Bob and Sally Dowler
Bob and Sally Dowler, the parents of murdered schoolgirl Milly Dowler, told the Leveson Inquiry journalists left them "scared" to leave the house. Andrew Winning / Reuters

The parents of Milly Dowler have given their emotional evidence to the Leveson Inquiry.

Sally Dowler recalled the moment she found out voicemails had been deleted from Milly's phone.

"She's picked up her voicemails, Bob, she's alive!" she said with heightened emotion, telling the inquiry what she had said at the time.

It later transpired that private investigator Glenn Mulcaire, acting on behalf of a tabloid newspaper, had been illegally accessing Milly's voicemails.

It's been alleged that Mulcaire then deleted voicemails from the full inbox, to make way for more frantic messages from family members. Mulcaire denies he did this.

When Mrs Dowler discovered her daughter's voicemail had been hacked into, she said the first thing she thought of is the emotional moment when she had hope that her daughter was still alive.

Bob and Sally Dowler were also "scared" to leave the house in fear of being doorstepped by journalists, the Leveson Inquiry has heard.

Mrs Dowler said they always had to be "on guard" when leaving the house as journalists would appear and ask questions "when you are least expecting it".

"However polite people are, at the end of the day you are scared of opening the door because you might be faced with a question," said Mr Dowler.

It was a "regular event" for journalists to knock on their door, he said, but they refused to give comments other than through the police's press office, to prevent a "media war" between news organisations hunting exclusives.

He added that they had to be "careful" with what they said when they were doorstepped as it would be reported the next day in the press.

The parents of Milly Dowler, the schoolgirl who was abducted and murdered in 2002, are the first of the press intrusion victims evidence to the inquiry.

They had described the press as a "double-edged sword".
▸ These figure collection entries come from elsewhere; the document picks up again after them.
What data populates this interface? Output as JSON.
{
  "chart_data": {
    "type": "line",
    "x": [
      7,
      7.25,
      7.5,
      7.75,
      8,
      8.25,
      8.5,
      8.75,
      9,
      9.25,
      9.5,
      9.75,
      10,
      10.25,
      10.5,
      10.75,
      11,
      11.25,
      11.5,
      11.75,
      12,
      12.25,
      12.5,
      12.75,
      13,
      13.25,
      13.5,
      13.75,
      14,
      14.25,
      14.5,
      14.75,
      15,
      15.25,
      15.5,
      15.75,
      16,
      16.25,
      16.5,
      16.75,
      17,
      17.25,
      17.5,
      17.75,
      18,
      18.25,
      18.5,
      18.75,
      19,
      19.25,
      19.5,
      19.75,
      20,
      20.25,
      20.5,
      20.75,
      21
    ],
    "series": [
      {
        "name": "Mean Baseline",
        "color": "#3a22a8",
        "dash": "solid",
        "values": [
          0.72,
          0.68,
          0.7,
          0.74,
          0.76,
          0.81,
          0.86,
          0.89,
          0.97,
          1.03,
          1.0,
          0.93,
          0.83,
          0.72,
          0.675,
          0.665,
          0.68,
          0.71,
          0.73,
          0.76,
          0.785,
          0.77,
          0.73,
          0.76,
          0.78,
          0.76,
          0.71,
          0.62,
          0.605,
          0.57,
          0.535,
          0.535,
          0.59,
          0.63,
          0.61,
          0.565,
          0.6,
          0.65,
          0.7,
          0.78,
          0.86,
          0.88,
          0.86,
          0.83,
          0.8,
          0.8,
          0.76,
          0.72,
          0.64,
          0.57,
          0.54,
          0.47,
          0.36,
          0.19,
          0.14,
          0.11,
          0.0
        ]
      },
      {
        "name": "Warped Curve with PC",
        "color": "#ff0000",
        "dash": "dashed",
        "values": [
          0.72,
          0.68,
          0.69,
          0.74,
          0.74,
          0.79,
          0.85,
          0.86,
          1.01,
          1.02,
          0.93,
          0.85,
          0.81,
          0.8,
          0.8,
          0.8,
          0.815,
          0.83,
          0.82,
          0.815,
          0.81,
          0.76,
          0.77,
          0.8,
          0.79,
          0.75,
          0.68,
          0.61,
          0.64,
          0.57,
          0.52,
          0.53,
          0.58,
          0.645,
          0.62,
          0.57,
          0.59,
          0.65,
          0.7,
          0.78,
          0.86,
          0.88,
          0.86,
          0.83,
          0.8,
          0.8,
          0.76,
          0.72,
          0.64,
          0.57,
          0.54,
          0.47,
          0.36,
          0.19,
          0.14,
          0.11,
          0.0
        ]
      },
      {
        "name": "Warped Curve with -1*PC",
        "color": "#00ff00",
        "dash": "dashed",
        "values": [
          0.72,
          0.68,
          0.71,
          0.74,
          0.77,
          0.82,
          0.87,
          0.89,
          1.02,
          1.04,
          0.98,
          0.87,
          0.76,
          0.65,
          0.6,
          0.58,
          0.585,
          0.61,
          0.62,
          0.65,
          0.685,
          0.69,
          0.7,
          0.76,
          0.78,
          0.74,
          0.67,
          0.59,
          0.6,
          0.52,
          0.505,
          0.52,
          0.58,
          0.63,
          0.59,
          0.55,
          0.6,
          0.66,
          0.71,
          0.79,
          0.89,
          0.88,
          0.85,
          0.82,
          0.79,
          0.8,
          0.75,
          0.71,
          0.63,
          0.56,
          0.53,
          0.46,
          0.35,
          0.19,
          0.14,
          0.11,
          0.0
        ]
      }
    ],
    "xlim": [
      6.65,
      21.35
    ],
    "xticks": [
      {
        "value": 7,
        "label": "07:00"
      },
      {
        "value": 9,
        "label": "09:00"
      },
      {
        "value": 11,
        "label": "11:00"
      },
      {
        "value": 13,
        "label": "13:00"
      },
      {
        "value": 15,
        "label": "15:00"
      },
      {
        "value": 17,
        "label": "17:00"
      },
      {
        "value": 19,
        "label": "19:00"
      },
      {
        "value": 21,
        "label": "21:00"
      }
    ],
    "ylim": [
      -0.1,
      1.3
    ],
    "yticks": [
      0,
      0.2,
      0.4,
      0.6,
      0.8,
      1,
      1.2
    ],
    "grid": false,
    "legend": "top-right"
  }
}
"[The press] were in the position to help us and they did," said Mrs Dowler.

However the press also subjected them to "persistent questions", "being doorstepped" and being photographed.

The press coverage also meant they got floods of unwelcome letters offering book and film deals.

The Dowlers also told the inquiry about a picture that appeared in a Sunday newspaper of them retracing the last steps of their daughter, some seven weeks after she went missing.

It was a sunny Thursday afternoon and Sally had contacted Bob to say that when he was coming home from work, she would meet him at the train station near where Milly was last seen and walk the way she would have travelled home.

It was a last minute decision, she said, as they went around putting up more posters of their daughter with a contact number for anyone with information.

They hadn't told anybody else, yet a photographer with a telescopic lens had managed to photograph the two on their walk, and a photo soon appear in the press with a story about them retracing their daughter's last steps.

"I remember seeing it and I was really cross. We didn't see anyone ... How on earth did they know we were doing it that day?"

"it felt like such an intrusion," she added.

The two spoke of their "tense" meeting with a "sincere" Rupert Murdoch, the media baron whose parent company owns the News of the World, which is accused of hiring someone to hack the Dowlers' phones.

When asked what their recommendations would be for future regulation of the press, Mr Dowler said that they'll "leave that up to [the inquiry]".

"We want the extent of [press bad behaviour] exposed and then for the inquiry to make suggestions," said Mrs Dowler.